Haverford’s Judo Club offers its members two unique opportunities. First, the activity provides a place for students of all experience levels to learn the basics of Judo, a Japanese martial art whose name means “the gentle way.” Secondly, the club provides an opportunity for students to engage with the local Judo community, as well as with fellow students at other nearby colleges.

“Unlike something like kickboxing where fighters attempt to injure one another with punches and kicks, the point of Judo is to subdue, by using balance and technique to incapacitate your opponent,” explained Joseph Gentile ‘23, head of the club. He explained that opponents look to bring each other to the ground via throws, and through a combination of grabs, nudges, and trips. Upon doing so, judokas attempt to pin their opponent on the ground for twenty seconds, or submit them with either a choke or an “armbar” (also called a cross armlock).

“It’s not a contest of strength, but a contest of technique. Since you’re using your opponent’s weight and balance against them, all you have to do is nudge their weight [with] a small push in a specific spot,” Gentile said.

Throughout its history, the club, which started in 2016, has always met at Main Line Judo in Bryn Mawr. There, members receive professional Judo instruction from specialists, such as black belt Tom Blair.

“They have all the amenities for learning the sport as safely as possible–soft, springy floors, cool outfits [a judo uniform called a gi], the whole nine yards,” Gentile said.
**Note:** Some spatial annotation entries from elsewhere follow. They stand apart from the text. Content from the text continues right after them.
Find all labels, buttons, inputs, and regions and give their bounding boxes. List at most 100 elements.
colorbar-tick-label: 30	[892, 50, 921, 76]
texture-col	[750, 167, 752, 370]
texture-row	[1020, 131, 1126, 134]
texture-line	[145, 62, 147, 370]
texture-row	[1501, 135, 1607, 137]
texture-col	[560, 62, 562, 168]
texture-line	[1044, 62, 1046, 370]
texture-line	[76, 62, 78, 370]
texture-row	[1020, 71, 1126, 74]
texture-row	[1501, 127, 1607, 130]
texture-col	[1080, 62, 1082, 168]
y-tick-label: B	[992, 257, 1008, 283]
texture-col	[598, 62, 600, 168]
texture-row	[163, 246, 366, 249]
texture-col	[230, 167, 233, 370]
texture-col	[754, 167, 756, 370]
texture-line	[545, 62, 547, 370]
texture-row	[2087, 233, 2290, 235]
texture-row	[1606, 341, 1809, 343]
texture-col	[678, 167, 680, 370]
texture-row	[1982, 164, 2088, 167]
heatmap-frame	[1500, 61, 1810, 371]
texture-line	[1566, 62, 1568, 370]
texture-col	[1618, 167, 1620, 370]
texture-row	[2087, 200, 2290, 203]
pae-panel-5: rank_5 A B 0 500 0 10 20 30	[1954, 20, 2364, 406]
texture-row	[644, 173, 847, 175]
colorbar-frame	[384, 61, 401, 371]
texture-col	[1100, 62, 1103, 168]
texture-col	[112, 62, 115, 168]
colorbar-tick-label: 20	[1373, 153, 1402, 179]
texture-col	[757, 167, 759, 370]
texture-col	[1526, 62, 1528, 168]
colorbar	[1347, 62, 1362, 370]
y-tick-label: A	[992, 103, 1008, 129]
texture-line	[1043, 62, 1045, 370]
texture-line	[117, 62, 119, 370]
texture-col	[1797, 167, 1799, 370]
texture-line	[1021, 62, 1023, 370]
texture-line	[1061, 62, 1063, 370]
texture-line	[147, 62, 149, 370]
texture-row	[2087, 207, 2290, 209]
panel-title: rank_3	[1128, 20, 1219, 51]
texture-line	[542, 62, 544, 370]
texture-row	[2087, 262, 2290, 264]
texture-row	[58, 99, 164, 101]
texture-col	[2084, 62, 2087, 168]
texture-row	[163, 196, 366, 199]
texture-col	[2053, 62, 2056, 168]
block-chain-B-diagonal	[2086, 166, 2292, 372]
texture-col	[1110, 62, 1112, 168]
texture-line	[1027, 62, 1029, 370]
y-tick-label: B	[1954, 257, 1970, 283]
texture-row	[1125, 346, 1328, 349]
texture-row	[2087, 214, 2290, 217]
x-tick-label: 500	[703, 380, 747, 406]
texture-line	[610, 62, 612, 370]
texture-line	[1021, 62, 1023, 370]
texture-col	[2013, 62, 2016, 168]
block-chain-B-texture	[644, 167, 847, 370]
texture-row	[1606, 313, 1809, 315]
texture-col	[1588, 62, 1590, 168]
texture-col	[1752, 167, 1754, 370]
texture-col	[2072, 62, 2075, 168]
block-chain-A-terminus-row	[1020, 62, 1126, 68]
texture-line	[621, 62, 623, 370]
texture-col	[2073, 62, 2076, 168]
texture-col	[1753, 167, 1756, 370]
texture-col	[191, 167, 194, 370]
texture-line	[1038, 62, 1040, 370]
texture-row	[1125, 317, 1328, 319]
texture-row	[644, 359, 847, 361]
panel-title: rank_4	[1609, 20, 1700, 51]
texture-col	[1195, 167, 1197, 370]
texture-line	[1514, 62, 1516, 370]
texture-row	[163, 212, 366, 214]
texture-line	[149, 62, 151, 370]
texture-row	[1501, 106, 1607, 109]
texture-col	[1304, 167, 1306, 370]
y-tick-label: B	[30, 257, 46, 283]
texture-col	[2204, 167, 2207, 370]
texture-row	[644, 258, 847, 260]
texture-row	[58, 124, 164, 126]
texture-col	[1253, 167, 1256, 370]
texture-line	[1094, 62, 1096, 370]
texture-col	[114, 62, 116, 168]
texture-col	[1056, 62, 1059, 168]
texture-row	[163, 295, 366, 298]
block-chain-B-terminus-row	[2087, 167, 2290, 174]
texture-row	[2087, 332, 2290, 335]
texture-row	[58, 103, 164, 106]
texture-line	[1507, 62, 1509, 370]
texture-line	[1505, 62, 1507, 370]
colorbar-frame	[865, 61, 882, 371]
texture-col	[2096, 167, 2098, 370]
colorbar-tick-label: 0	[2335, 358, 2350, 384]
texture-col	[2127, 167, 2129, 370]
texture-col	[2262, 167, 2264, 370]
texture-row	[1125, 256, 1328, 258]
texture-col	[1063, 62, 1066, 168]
Haverford students aren’t the only ones to make use of Main Line Judo’s excellent facilities. They are often joined by students from Bryn Mawr and Swarthmore Colleges, and occasionally students from Drexel, the University of Pennsylvania, and other schools. The club also trains with many members of the local community, in the spirit of improving their Judo skills. Additionally, prior to the pandemic, the Haverford Judo Club even participated in occasional bouts with the Army and Navy, in the spirit of friendly competition. Gentile noted that Main Line Judo hopes to resume competitions sometime this academic year.

Gentile noted that, though Judo may seem like a steep hill to climb at first, the way it is taught at Main Line Judo is extraordinarily accessible. With so many newcomers to Judo coming to the club’s sessions—especially earlier in the fall or spring—the group goes over many of the more basic throws and breakfalls (moves performed to avoid injury when landing from a fall). “You need to know how to actually fall before you get thrown,” Gentile said.

Thanks to the precautions taken and the attention of the supervisors at Main Line Judo, Gentile noted that injuries in Judo are rare. “The sport can be a little bit rough sometimes, given we get tossed, dropped, and tripped every which way,” he joked. “But under careful supervision of trained judokas, and [with the dojo’s] incredibly soft, springy floors, injuries are rather uncommon.”

A particular benefit of Judo, he believes, is the sport’s practicality and applicability to life.

“You can play soccer or football and have a great workout and get in shape, but a lot of the specific skills are only applicable to the sport you’re playing,” Gentile said. “With martial arts like Judo, in addition to the exercise, you’re also developing your ability to defend yourself, and you never know when that might come in handy.”

“It’s definitely a good workout, but the atmosphere is really chill, the people are really nice, and even if you know nothing [about Judo] you’re more than welcome to start!”